Mais Marquitos égalisa 5 minutes plus tard de la tête lui
aussi.
Ce fut Hector Rial qui porta l'estocade à la 79eme minute.
Ce même joueur allait porter les couleurs marseillaises 6 ans plus
tard mais celà fait partie d'une autre histoire.
Quand dans les dix dernières minutes, les Champenois dans l'espoir
fou d'égaliser, déclenchèrent leur ultime assaut,
le numéro 9 des "blancs" oui, ce numéro 9 qui apparaissait
partout sur le terrain, comme s'il aimantait le ballon se mit à
dribbler pour gagner du temps et permettre à ses camardes de récupérer
dans l'attente du coup de sifflet libérateur de M. Ellis.

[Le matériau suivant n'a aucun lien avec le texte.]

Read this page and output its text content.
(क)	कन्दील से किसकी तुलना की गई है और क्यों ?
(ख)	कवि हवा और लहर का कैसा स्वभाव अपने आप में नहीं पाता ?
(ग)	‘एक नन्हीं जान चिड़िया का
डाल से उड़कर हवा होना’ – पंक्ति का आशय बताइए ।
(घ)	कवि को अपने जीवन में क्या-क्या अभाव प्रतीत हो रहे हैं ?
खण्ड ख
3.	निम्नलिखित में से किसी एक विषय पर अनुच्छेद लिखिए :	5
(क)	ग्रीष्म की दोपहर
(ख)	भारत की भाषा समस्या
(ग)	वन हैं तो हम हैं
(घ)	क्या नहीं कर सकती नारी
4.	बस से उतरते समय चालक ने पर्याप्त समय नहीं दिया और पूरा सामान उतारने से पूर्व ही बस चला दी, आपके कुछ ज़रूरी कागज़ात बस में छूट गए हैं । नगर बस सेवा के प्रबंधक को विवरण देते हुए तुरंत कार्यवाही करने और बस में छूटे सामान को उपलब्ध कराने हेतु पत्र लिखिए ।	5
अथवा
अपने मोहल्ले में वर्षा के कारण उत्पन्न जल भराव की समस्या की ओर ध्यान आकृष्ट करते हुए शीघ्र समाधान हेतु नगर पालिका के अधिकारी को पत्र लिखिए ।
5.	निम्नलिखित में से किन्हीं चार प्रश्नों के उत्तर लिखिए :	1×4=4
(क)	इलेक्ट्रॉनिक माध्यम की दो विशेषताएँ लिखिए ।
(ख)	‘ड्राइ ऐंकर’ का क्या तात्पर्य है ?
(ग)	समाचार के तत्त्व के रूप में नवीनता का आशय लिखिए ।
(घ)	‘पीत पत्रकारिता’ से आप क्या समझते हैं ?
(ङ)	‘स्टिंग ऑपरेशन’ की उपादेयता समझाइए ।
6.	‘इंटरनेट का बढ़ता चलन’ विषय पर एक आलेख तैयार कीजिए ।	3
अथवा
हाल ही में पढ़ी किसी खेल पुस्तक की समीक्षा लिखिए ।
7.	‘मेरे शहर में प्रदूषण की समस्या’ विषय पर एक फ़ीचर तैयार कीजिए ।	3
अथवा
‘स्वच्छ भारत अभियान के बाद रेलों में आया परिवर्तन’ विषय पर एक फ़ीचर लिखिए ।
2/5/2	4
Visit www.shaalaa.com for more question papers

Le trésorier du Real de Madrid, M. Saporta qui s'apprête à
verser 70 millions pour l'acquisition de Kopa en a payé près
de 100, il y a déjà quatre ans, pour obtenir la signature
de Di Stefano au bas d'un contrat.
Le joueur le plus cher du monde a justifié sa réputation
et son prix devant la foule du Parc, et on comprend pourquoi!!!
Le Real, comme un symbole, a remporté la première Coupe d'Europe."
Bien plus tard, en 2002, un autre extra-terrestre offrit au grand club
madrilène le même trophée.
Un Marseillais, un certain Zinedine Zidane dont la volée illumina
le ciel de Glasgow.
Zizou rejoignit le grand Alfredo dans la légende.
Quand à Raymond Kopa, il rejoindra le Real après la finale et gagnera trois
fois le trophée, dont un en 1959 contre Reims.